Schauspiel von Paul Maar

Dieses Stück spielt im hohen Norden Kanadas bei den Inuit. Da leben zwei Kinder: ein Mädchen und ein Junge. Eines Tages streiten sie auf dem Heimweg von der Schule, wer größer von ihnen beiden sei. Sie können aber zu keiner Einigung kommen und bitten die alte Leah zu entscheiden. Denn bei den Inuit hört man noch auf die Alten und holt sich in allen wichtigen Entscheidungen ihren Rat. Großmutter Leah erzählt den beiden eine uralte Geschichte. Sie handelt vom eingebildeten Mond, einer Wasserpfütze und von einem Hasen, dem es am Ende ganz schlecht bekommen sollte, dass er sich für den Größten hielt. Diese Geschichte macht den beiden klar, dass es auf die Größe überhaupt nicht ankommt. Für einen Moment sind die Kinder zufrieden. Aber schon bricht der nächste Streit aus: Wer ist stärker? Die beiden geben keine Ruhe. Erst als die weise Leah die Geschichte vom Mäusekönig erzählt, der seine Tochter nur dem stärksten Wesen auf Erden zur Frau geben wollte, erkennen die Kinder, was wirklich zählt.
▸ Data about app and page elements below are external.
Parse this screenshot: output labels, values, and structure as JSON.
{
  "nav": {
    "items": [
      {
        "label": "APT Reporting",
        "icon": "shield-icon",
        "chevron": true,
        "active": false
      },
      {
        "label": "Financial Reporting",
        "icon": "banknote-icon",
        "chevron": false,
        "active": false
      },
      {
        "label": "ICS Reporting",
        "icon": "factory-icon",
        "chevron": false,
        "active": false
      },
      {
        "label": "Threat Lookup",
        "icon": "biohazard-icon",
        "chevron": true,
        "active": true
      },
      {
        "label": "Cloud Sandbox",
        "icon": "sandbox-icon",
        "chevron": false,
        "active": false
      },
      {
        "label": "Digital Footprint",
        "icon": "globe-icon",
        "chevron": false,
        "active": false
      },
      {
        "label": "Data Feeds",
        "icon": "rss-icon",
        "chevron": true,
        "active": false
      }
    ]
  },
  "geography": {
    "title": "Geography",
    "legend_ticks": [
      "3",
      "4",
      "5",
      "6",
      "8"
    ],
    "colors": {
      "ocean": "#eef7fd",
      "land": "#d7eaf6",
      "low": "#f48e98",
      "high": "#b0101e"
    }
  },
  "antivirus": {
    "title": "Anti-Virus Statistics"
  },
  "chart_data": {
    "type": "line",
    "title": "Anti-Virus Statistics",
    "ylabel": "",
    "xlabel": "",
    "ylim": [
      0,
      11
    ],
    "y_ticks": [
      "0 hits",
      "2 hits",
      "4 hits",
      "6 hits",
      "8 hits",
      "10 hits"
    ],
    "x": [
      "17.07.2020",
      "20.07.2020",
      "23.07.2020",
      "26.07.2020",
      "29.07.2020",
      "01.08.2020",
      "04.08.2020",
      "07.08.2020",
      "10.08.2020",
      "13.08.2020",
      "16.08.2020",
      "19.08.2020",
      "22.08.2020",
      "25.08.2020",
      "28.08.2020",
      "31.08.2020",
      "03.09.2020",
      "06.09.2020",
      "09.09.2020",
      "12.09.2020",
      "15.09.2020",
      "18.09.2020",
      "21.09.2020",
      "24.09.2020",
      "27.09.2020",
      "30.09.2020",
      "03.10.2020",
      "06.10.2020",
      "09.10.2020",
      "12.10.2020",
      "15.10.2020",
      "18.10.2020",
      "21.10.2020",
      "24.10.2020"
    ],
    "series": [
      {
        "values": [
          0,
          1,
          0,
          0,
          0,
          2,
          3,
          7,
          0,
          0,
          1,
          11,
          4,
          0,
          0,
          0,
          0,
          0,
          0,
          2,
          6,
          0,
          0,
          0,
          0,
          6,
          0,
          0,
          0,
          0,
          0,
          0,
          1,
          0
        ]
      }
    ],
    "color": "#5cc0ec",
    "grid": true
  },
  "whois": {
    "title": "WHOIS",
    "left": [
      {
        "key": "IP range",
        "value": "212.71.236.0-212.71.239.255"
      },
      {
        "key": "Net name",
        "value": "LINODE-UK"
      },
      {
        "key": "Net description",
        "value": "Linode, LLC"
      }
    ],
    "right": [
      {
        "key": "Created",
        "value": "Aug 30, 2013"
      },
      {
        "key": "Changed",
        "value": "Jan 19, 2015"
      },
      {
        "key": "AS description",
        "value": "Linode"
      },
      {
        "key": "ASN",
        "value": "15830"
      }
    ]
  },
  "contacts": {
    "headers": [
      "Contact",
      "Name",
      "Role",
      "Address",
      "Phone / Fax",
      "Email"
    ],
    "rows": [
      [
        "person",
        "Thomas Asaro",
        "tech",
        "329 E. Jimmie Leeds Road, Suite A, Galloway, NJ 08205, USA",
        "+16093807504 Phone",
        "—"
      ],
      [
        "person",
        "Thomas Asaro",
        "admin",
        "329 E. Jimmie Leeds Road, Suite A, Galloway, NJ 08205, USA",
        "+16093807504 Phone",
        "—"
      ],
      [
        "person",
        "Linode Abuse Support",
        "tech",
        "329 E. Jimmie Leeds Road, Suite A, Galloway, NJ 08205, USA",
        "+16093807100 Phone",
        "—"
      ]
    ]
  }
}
Paul Maar, der Erfinder des Sams, erzählt mit »Von Maus und Mond oder Wer ist der Größte?« vom Bedürfnis schon ganz kleiner Menschen, sich permanent mit anderen zu vergleichen und besser sein zu wollen. Dabei wird klar, dass Größe und Stärke immer eine Frage der Betrachtung sind, und dass Liebe und Freundschaft einen viel größeren Wert haben. Maar hat sich lange mit der Kultur und den Mythen der Inuit beschäftigt, gerade weil in deren alten Geschichten so viel Tiefe, Weisheit und Humor stecken.